En veinte minutos Juan estaba aparcando su Rover 405 en el garaje de El Universal. El despacho de Manrique estaba en un anejo al edificio principal, al que se accedía por un patio interior y un largo pasadizo. Cada vez que atravesaba aquel pasillo, Juan comentaba: «Esto no aparece en los planos de los técnicos del alcalde Álvarez del Manzano. Seguro». Cuando llamó a la puerta de aquel minúsculo despacho, se encontró a Manrique con gesto de pocos amigos, visionando la cinta VHS en un pequeño monitor.

—Juan, porque eres tú, pero me has gastado una buena putada. Había quedado con unos amigos en el pub para ver el partido del Madrid.

—No te quejes. Sólo son cinco minutos. Llegas a la segunda parte. Ya te compensaré con dos entradas para el partido de vuelta en el Santiago Bernabéu. ¿Has visto algo raro?

—Una señora despidiéndose de ti en la puerta y su llegada al edificio una hora antes.

—¿Nada más? Manrique, hagamos una cosa, si no te importa. Tú vete a ver el partido y yo mañana te devuelvo la cinta.

—Ni hablar. Estás loco. Me juego el tipo. Esta cinta no sale de aquí si no es conmigo. Te doy quince minutos para que mires y rebobines lo que quieras, el tiempo que tardo en ir a que me den novedades los vigilantes. Ni un minuto más. Hasta ahora. Y no andes removiendo papeles, que te conozco.

Juan rebobinó aceleradamente la escena de la llegada de la anciana al diario y se detuvo en el momento de la despedida. El plano de enfoque de la cámara no abarcaba mucho, pero sí se veía toda la calle hasta la acera de enfrente, y algo más de los grados que ocupa la fachada del edificio. A simple vista, todo parecía normal, pero su olfato periodístico le decía que algo fallaba. De repente, detuvo la imagen en una pareja que hacía manitas apostados en una motocicleta de gran cilindrada. Cuando estaba tomando nota del número de matrícula pudo ver cómo el conductor hacía unas fotografías de forma subrepticia.

—¡Hijos de puta!, —exclamó el reportero—. Ya la teníais mordida. Estáis cazados.
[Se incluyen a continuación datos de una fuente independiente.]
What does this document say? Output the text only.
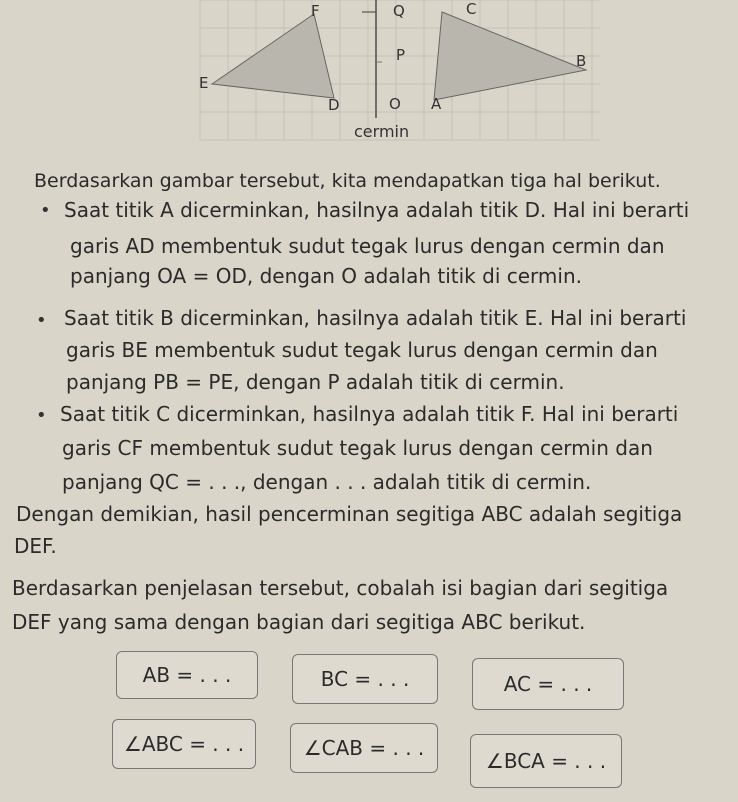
F	Q	C
P	B
E
D	O A
cermin
Berdasarkan gambar tersebut, kita mendapatkan tiga hal berikut.
• Saat titik A dicerminkan, hasilnya adalah titik D. Hal ini berarti
garis AD membentuk sudut tegak lurus dengan cermin dan
panjang OA = OD, dengan O adalah titik di cermin.
• Saat titik B dicerminkan, hasilnya adalah titik E. Hal ini berarti
garis BE membentuk sudut tegak lurus dengan cermin dan
panjang PB = PE, dengan P adalah titik di cermin.
• Saat titik C dicerminkan, hasilnya adalah titik F. Hal ini berarti
garis CF membentuk sudut tegak lurus dengan cermin dan
panjang QC = . . ., dengan . . . adalah titik di cermin.
Dengan demikian, hasil pencerminan segitiga ABC adalah segitiga
DEF.
Berdasarkan penjelasan tersebut, cobalah isi bagian dari segitiga
DEF yang sama dengan bagian dari segitiga ABC berikut.
AB = . . .	BC = . . .	AC = . . .
∠ABC = . . .	∠CAB = . . .
∠BCA = . . .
La matrícula me dirá quiénes sois.

Le dio a un botón e imprimió la imagen ampliada.

Se fijó en un barrendero y obtuvo otra copia en papel.

—Éste no ha recogido hojas en su vida. Lleva un traje recién estrenado. ¿En manos de quiénes estamos?

Cuando regresó Manrique, el periodista ya había acabado de visionar la cinta.

—¿Qué? ¿Has encontrado lo que buscabas? Yo cierro el chiringuito y me voy.

—Todo ha sido una falsa alarma, pero no destruyas la cinta. Puede servirnos más adelante. —No te preocupes, porque tenemos instrucciones de no borrarlas durante un par de meses. El director quiere que se conserven. Y ya sabes cómo se pone Eduardo Campaña cuando no le hacemos caso. Se me olvidaba, la señora que te visitó se llama Amparo Candela Fernández.

—Gracias. Te dejo. La semana que viene te doy las entradas. No lo olvido.

Juan subió a su despacho e hizo un par de llamadas. Antes, en el ascensor, tuvo tiempo para que su mente maquinara otra corazonada.